A salt should be generated for each password, not a secret string used on every password. Re-using a salt means that the attacker will only need to create one rainbow table for every password instead of one per password.
I invite you to read a previous answer I wrote on secure hashing. The rules are simple:
- Do NOT use a single salt for all passwords. Use a randomly generated salt per password.
- Do NOT rehash an unmodified hash (collision issue, see my previous answer, you need infinite input for hashing).
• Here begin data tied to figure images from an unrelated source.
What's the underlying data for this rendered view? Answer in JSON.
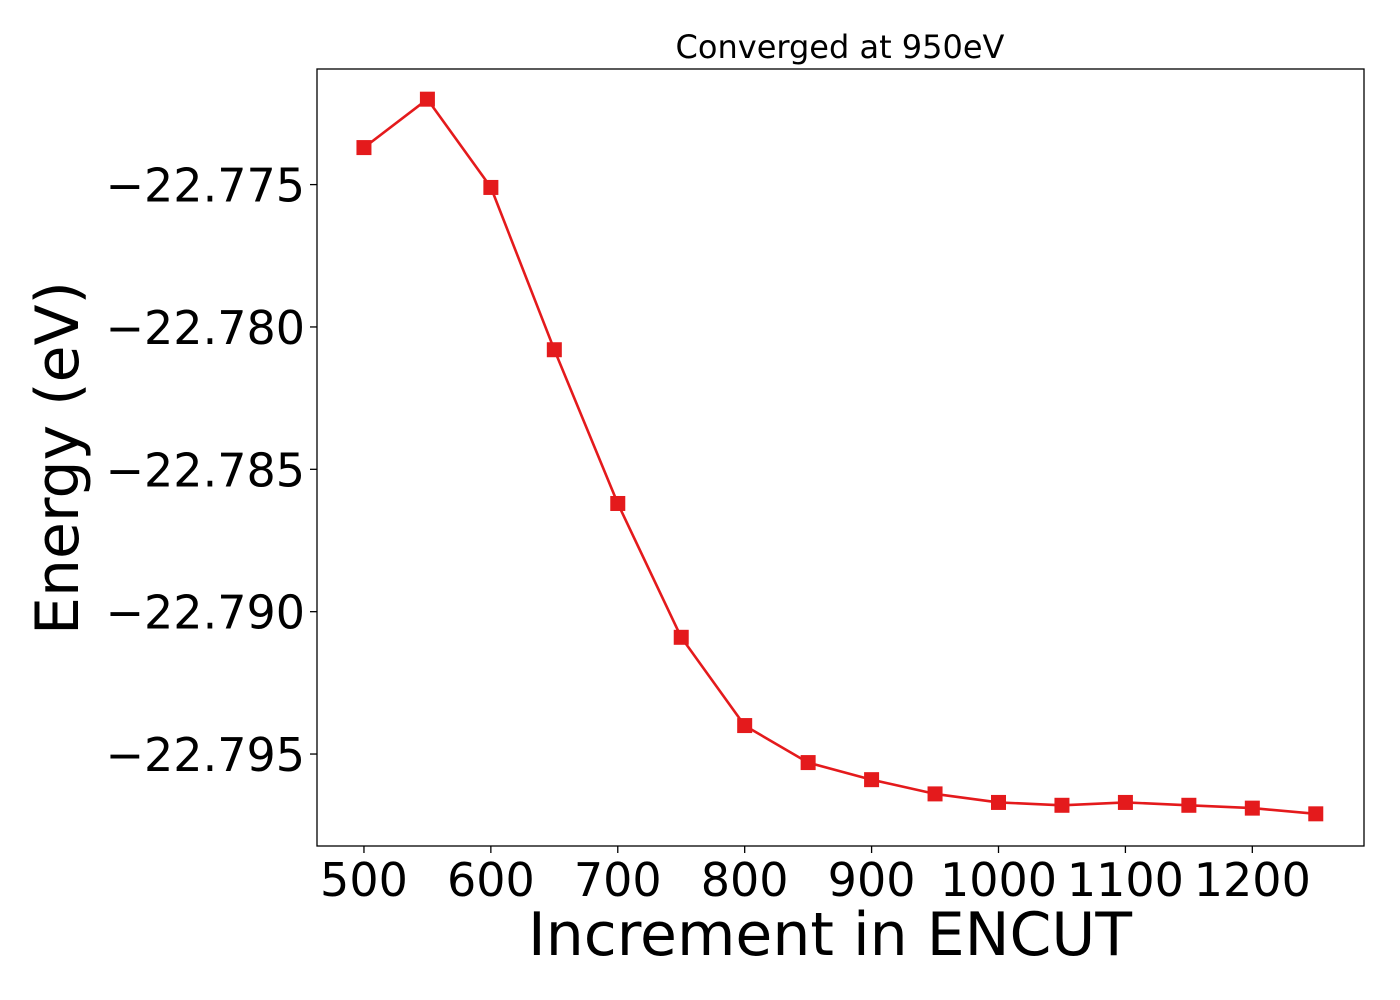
{
  "chart_data": {
    "type": "line",
    "title": "Converged at 950eV",
    "xlabel": "Increment in ENCUT",
    "ylabel": "Energy (eV)",
    "xlim": [
      463,
      1288
    ],
    "ylim": [
      -22.79823,
      -22.77094
    ],
    "xticks": [
      500,
      600,
      700,
      800,
      900,
      1000,
      1100,
      1200
    ],
    "xtick_labels": [
      "500",
      "600",
      "700",
      "800",
      "900",
      "1000",
      "1100",
      "1200"
    ],
    "yticks": [
      -22.775,
      -22.78,
      -22.785,
      -22.79,
      -22.795
    ],
    "ytick_labels": [
      "−22.775",
      "−22.780",
      "−22.785",
      "−22.790",
      "−22.795"
    ],
    "grid": false,
    "series": [
      {
        "color": "#e41a1c",
        "marker": "square",
        "x": [
          500,
          550,
          600,
          650,
          700,
          750,
          800,
          850,
          900,
          950,
          1000,
          1050,
          1100,
          1150,
          1200,
          1250
        ],
        "y": [
          -22.7737,
          -22.772,
          -22.7751,
          -22.7808,
          -22.7862,
          -22.7909,
          -22.794,
          -22.7953,
          -22.7959,
          -22.7964,
          -22.7967,
          -22.7968,
          -22.7967,
          -22.7968,
          -22.7969,
          -22.7971
        ]
      }
    ]
  }
}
- Do NOT attempt to create your own hashing algorithm or mix-matching algorithms into a complex operation.
- If stuck with broken/unsecure/fast hash primitives, use key strengthening. This increases the time required for the attacker to compute a rainbow table. Example:
function strong_hash($input, $salt = null, $algo = 'sha512', $rounds = 20000) {
if($salt === null) {
$salt = crypto_random_bytes(16);
} else {
$salt = pack('H*', substr($salt, 0, 32));
}
$hash = hash($algo, $salt . $input);
for($i = 0; $i < $rounds; $i++) {
// $input is appended to $hash in order to create
// infinite input.
$hash = hash($algo, $hash . $input);
}
// Return salt and hash. To verify, simply
// passed stored hash as second parameter.
return bin2hex($salt) . $hash;
}
function crypto_random_bytes($count) {
static $randomState = null;
$bytes = '';
if(function_exists('openssl_random_pseudo_bytes') &&
(strtoupper(substr(PHP_OS, 0, 3)) !== 'WIN')) { // OpenSSL slow on Win
$bytes = openssl_random_pseudo_bytes($count);
}
if($bytes === '' && is_readable('/dev/urandom') &&
($hRand = @fopen('/dev/urandom', 'rb')) !== FALSE) {
$bytes = fread($hRand, $count);
fclose($hRand);
}
if(strlen($bytes) < $count) {
$bytes = '';
if($randomState === null) {
$randomState = microtime();
if(function_exists('getmypid')) {
$randomState .= getmypid();
}
}
for($i = 0; $i < $count; $i += 16) {
$randomState = md5(microtime() . $randomState);
if (PHP_VERSION >= '5') {
$bytes .= md5($randomState, true);
} else {
$bytes .= pack('H*', md5($randomState));
}
}
$bytes = substr($bytes, 0, $count);
}
return $bytes;
}
If anything however, you should use bcrypt, which is future-adaptable. Again, I invite you to my previous answer for a more detailed example.